AI has made us extremely productive. Or at least, it feels that way. We're able to make so much stuff and do so many things that it feels like we should have more free time. But that's not really what's happening. In reality, it feels like the opposite.

AI makes you feel like everyone is constantly doing more. And because of that, you feel like you also need to be doing more, all the time. If you're going out with your girlfriend, you feel like you should have an AI agent running something in the background. If you're brushing your teeth, maybe you should have already prompted something. If you're going to sleep, maybe something should still be running so you're not missing out. It slowly starts to feel like there's no other way to operate. Like if you're not doing this, you're falling behind.

But when I actually paid attention to how I was using AI, I noticed something. My efficiency drops the more I use it. The first few prompts of the day are usually very well thought out. I know what I want, I describe it properly, and the output I get feels solid. I feel in control. But as the day goes on and I keep sending more prompts, that changes.

My prompts start looking like:

  • "fix this"
  • "I don't like this"
  • "what are you doing"

There's no clarity anymore. And because of that, even though I'm spending the same amount of tokens, the output gets worse. That makes me feel bad, and then I try to fix it by sending even more prompts. And that's when the loop starts. I feel like I have to keep going. Like I have to make it work. Like there's no other option. Everything starts to feel heavier. And before I realize it, it's time to sleep, and I'm going to bed anxious about all of this.

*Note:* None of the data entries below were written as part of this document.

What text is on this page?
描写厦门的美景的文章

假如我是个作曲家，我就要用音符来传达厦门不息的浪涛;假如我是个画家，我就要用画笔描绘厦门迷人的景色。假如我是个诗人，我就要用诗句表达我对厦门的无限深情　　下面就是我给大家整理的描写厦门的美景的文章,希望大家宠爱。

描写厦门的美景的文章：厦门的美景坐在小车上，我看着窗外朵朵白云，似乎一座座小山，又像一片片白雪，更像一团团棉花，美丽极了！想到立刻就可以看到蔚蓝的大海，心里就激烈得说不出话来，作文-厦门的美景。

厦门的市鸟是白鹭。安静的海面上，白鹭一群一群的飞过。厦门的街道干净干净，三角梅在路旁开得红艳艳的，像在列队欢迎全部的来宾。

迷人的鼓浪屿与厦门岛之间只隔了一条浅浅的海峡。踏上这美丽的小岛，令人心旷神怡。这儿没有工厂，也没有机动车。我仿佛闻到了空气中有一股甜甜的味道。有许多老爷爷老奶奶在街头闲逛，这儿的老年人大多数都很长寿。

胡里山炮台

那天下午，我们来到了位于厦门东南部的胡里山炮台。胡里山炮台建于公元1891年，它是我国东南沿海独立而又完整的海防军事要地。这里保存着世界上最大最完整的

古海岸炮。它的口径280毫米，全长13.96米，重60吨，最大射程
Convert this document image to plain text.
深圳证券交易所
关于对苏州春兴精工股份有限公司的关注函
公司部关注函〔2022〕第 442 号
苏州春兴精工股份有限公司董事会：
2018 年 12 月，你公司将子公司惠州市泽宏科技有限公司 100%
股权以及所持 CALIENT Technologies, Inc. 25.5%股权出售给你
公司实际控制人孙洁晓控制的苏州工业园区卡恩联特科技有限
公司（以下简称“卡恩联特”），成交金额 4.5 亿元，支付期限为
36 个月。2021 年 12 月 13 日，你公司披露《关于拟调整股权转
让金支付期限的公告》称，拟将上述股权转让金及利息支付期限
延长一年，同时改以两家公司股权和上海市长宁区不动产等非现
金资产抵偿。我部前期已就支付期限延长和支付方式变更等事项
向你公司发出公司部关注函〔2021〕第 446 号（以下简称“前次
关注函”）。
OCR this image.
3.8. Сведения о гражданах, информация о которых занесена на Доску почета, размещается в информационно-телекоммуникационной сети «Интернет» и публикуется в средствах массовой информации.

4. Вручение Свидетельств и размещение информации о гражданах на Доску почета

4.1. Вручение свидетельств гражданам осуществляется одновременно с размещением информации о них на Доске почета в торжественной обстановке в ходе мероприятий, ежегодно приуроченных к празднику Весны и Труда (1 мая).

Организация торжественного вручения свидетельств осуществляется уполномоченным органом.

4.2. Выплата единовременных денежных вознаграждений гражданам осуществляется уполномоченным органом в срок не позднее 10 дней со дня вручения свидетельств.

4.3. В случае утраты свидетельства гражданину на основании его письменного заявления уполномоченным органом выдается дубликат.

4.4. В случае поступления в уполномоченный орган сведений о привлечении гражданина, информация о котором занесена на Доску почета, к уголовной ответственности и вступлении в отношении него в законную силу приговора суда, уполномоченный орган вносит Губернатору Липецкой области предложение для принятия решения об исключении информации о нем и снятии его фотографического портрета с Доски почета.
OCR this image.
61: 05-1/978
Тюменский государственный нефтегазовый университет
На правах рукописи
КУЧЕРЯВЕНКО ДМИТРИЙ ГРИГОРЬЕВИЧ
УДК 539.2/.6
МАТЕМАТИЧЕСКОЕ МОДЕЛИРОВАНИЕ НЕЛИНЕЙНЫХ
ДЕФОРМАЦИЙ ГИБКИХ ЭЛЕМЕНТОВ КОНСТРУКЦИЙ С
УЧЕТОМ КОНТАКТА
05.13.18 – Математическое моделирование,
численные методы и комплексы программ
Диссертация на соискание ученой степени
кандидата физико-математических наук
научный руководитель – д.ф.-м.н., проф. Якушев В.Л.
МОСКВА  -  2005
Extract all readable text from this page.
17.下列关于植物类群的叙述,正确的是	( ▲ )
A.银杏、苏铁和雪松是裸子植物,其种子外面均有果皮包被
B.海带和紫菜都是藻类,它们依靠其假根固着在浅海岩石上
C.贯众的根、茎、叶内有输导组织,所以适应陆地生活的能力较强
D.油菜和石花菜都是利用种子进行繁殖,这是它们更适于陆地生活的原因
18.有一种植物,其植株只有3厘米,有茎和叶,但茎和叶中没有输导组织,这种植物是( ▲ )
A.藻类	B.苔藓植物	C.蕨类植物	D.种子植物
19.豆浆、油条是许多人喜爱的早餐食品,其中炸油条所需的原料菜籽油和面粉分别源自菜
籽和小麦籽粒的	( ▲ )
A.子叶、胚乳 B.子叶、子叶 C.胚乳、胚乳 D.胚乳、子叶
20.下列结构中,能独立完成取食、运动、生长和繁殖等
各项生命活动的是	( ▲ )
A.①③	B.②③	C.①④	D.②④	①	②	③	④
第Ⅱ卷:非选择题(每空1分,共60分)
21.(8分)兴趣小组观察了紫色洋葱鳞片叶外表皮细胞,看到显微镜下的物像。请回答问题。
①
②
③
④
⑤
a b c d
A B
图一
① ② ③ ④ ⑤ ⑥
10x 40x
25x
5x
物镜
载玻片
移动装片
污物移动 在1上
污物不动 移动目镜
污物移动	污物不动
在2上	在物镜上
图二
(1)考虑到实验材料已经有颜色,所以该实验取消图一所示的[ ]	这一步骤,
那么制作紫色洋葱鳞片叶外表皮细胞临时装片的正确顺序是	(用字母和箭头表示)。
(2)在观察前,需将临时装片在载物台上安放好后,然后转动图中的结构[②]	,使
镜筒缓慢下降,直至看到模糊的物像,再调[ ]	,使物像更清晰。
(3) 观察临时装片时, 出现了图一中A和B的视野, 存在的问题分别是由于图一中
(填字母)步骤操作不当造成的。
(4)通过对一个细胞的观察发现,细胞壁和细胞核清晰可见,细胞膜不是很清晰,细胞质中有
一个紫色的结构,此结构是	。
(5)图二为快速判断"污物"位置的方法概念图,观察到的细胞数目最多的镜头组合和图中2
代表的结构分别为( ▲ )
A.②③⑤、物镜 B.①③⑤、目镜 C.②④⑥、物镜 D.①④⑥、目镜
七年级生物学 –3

We talk a lot about the cost of tokens when it comes to AI. But we don't really talk about the cost on your brain. Every prompt takes something out of you. Attention, clarity, decision-making. And those don't scale the same way tokens do.

So I've decided to put a limit on it. Not because I can't afford it. Luckily, I can. But because my brain can't. I don't know what that limit looks like yet. Maybe it's five messages, maybe ten, maybe more. But the idea is simple. If there's a limit, every message has to count. I have to think before I send it.

I'm hoping this helps me get out of that loop. And maybe also get rid of this weird AI anxiety that keeps building up.